The common thread here is this: in Hip Hop, it seems that the fans often settle into one of two gears when reacting to an artist’s passing: glorify or vilify. To go back to my first example, it’s always either “Nate Dogg’s awesome because Akon sucks” or vice versa. I’d be lying if I said I wasn’t guilty of making the same arguments during passionate debate. I can choose a side and argue stubbornly for days. But I’ve learned that in no instance can the sum total of an artist’s worth be defined in black and white terms.
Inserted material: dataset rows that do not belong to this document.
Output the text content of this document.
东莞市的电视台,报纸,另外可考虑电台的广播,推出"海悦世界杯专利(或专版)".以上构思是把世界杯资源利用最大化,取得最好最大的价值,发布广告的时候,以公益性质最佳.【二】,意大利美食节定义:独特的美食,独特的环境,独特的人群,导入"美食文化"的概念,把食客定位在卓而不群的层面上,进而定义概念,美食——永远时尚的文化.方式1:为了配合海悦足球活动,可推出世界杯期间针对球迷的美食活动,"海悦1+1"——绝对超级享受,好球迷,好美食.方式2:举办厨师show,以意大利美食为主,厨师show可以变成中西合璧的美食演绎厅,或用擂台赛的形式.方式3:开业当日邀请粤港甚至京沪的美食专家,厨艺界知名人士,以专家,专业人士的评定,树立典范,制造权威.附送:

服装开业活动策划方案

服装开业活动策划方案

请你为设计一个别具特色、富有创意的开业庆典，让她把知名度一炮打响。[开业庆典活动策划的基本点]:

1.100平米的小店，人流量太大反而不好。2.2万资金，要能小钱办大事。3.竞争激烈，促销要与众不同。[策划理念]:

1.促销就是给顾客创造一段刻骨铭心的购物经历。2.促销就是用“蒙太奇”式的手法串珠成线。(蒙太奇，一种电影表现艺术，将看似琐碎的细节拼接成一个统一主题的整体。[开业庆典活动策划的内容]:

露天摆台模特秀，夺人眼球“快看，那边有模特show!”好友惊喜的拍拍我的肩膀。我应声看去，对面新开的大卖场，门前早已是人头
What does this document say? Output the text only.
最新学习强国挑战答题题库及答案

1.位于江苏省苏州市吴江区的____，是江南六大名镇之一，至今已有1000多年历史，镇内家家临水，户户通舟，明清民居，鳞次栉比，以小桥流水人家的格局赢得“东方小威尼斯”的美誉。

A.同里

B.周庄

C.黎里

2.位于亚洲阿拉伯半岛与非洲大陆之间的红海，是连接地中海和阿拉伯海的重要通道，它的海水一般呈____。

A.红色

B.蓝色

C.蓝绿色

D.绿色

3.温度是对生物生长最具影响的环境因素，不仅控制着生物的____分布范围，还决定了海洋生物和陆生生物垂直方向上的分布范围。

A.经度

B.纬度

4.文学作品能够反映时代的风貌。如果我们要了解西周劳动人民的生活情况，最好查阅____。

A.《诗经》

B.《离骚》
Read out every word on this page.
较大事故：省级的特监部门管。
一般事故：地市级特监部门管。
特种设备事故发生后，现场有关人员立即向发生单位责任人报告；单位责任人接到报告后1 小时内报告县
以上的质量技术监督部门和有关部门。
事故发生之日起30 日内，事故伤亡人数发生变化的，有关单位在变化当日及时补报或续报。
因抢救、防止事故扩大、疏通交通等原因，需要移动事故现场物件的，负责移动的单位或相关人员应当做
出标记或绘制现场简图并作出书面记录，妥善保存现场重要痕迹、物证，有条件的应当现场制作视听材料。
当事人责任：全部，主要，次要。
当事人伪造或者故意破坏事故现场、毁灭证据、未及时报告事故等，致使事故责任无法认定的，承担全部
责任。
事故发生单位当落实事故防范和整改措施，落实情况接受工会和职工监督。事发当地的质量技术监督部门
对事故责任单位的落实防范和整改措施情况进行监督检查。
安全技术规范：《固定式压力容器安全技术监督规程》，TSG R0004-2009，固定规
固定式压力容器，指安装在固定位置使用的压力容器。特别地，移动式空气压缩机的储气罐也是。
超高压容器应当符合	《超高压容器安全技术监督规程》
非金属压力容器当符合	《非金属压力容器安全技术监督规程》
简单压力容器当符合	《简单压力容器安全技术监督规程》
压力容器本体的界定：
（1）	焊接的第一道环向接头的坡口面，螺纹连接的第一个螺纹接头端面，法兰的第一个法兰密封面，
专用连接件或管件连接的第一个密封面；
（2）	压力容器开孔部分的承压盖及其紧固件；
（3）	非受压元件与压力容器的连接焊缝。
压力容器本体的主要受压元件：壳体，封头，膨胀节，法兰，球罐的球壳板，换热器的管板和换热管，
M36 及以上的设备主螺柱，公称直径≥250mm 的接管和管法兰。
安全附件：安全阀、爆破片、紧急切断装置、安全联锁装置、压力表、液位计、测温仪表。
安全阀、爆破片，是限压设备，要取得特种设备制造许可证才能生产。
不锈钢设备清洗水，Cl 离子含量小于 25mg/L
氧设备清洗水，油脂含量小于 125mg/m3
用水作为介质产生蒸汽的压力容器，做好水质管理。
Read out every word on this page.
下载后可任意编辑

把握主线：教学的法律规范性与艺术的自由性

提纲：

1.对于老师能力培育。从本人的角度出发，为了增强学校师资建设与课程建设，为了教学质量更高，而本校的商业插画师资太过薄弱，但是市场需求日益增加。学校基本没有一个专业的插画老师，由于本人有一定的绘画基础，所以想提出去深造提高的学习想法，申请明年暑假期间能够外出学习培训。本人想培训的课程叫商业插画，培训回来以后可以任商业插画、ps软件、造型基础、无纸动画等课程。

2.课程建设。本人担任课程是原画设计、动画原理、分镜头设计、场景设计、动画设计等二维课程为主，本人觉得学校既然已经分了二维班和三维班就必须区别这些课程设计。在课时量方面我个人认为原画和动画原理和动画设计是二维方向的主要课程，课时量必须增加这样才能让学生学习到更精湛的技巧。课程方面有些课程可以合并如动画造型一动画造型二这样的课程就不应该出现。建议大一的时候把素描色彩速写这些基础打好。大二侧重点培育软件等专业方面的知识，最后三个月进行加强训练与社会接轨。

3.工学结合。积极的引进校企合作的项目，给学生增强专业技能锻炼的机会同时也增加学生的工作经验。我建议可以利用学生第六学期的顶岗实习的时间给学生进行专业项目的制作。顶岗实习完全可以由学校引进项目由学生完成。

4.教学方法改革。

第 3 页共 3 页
The truth usually lies somewhere in between. Though artists such as Heavy D, Nate Dogg, and Special One had their impacts, they no longer had the cultural prominence they once did. Though Amy Winehouse succumbed to her demons, she got caught up in the game that has claimed the lives of so many phenomenal talents before her. Though Gil Scott-Heron eschewed the titled of “Godfather of Rap,” he clearly had a great respect for the culture. And, yes, though Slim Dunkin and Kampane might not have legendary status, it’s unfair to presume what they may or may not have become had their lives not been cut so short.
But none of those things matter. It doesn’t matter what all of the aforementioned artists didn’t contribute to the culture, or who they were/weren’t better than; those discussions aren’t constructive – they’re destructive. What matters is what contributions those artists did make. How raw is it that Heavy D, a dude who would sooner pull a dance routine than a glock, gave The Notorious B.I.G. one of his first looks? Or that Amy Winehouse went totally left field and decided to record a cut with Ghostface Killah? How about the fact that Gil Scott-Heron gave a musical tip of the hat to Kanye West (and Hip Hop) when he sampled Mr. West’s music, after being sampled by so many others in the past?
Heading into 2012, the thing I’ll remember about these artists – what most should remember about them – is that they left an indelible impression on a culture that we love. An artist’s worth, much like a person’s, can never be defined in terms of someone else, other than to the extent that they reached others and made some sort of meaningful connection. And for those that never got the chance to make their mark, it’s a somber reminder that life, and the pursuit of the glory, can be snatched in an instant. In 2012, one can only hope that this perspective will allow us as fans to find a third gear, because neither glorifying nor vilifying artists pays proper respect to their memories.